Ich arbeite schon lange in der juristischen Praxis und weiß, dass die Discovery über Erfolg oder Misserfolg einer Sache entscheiden kann – und einer der riskantesten und teuersten Teile eines Rechtsstreits ist, wenn man nicht vorsichtig ist. Genau hier hilft das EDRM. Es bringt Struktur in den gesamten elektronischen Discovery-Prozess, sodass wir nicht jedes Mal das Rad neu erfinden müssen, wenn wir mit Klientendaten, gegnerischen Anwälten oder dem Gericht zu tun haben.

Deshalb ist EDRM im juristischen Alltag so wichtig:

  • Reduziert Risiken: Die Einhaltung von EDRM hilft uns, verpasste Fristen, versehentlichen Datenverlust oder unzulässige Offenlegungen zu vermeiden. Das ist nicht nur gute Praxis – es schützt die Kanzlei auch vor Haftungsansprüchen.
  • Unterstützt Compliance: Ob Gerichtsregeln, Datenschutzgesetze oder kundenspezifische Anforderungen – das Modell sorgt dafür, dass wir rechtlichen und ethischen Verpflichtungen nachkommen.
  • Steigert Effizienz: Durch einen bewährten Ablauf sparen wir Zeit und Geld. Das Personal weiß, was zu tun ist, wann es zu tun ist und wie es zu dokumentieren ist.
  • Verbessert Kommunikation: Das EDRM schafft eine gemeinsame Sprache zwischen Teams, Dienstleistern, Mandanten und Gerichten. Es verringert Verwirrung und sorgt für klare Erwartungen.
  • Bewältigt steigende Datenmengen: Mit wachsendem und komplexer werdendem Datenvolumen bietet das EDRM eine skalierbare Struktur. Sie funktioniert sowohl bei einigen Gigabyte als auch bei mehreren Terabyte an Daten.
  • Stärkt Mandantenvertrauen: Wenn wir unseren Discovery-Prozess klar und sicher erklären können, fühlen sich Mandanten gut aufgehoben. Das schafft Glaubwürdigkeit und fördert langfristige Beziehungen.

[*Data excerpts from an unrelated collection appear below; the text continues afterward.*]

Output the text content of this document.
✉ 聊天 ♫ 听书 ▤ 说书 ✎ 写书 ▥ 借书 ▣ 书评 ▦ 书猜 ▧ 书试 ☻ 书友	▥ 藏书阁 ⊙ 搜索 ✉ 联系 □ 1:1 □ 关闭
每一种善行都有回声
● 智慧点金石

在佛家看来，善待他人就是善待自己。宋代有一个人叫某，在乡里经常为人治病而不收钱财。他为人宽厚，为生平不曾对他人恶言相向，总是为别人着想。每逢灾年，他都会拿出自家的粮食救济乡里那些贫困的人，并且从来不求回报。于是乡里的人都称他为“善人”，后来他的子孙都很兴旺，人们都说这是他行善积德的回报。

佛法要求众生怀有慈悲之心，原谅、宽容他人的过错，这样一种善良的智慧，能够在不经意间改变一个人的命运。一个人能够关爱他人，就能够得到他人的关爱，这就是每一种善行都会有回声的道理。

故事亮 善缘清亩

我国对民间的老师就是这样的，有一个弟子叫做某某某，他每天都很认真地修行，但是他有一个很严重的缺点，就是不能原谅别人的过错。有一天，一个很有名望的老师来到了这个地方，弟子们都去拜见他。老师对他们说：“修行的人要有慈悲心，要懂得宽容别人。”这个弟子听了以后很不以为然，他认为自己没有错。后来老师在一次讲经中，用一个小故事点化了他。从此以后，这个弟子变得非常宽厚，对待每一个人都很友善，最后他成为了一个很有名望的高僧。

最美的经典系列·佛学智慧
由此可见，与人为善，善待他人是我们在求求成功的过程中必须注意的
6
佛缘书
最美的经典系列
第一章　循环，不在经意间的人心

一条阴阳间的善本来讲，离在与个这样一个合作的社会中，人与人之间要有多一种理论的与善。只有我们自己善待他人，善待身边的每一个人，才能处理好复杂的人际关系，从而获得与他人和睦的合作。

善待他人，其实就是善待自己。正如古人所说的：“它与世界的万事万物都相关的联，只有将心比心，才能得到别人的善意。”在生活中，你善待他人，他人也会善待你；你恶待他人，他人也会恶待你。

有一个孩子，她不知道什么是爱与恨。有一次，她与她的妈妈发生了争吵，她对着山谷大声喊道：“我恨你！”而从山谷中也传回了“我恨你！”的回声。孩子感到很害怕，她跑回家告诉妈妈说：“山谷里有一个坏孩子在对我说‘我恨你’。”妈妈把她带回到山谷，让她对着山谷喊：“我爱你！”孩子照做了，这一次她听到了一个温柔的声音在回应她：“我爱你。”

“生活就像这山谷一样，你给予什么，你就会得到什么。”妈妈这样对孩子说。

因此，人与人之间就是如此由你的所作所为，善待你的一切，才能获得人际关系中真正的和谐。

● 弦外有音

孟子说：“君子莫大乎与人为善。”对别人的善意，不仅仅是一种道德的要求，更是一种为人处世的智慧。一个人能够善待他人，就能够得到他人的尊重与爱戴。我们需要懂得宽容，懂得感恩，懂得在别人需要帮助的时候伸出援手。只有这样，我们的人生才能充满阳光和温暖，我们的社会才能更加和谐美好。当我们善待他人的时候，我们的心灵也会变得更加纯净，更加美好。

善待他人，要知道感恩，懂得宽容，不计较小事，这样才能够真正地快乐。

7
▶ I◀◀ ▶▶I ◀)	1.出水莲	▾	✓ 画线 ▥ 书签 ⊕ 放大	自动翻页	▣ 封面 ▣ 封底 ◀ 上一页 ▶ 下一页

Auf einen Blick: Die 9 EDRM-Phasen

  1. Information Governance (IG)
  2. Identifikation
  3. Sicherung
  4. Sammlung
  5. Verarbeitung
  6. Prüfung
  7. Analyse
  8. Produktion
  9. Präsentation

Die 9 EDRM-Phasen + Ihre Bedeutung

Ich weiß, dass eDiscovery überwältigend wirken kann – besonders, wenn unter hohem Zeitdruck riesige Datenmengen zu bewältigen sind. Mit der Zeit habe ich gelernt, dass das Electronic Discovery Reference Model (EDRM) nicht nur Theorie ist, sondern ein praxisnaher Leitfaden, der den gesamten Prozess transparenter und handhabbarer macht.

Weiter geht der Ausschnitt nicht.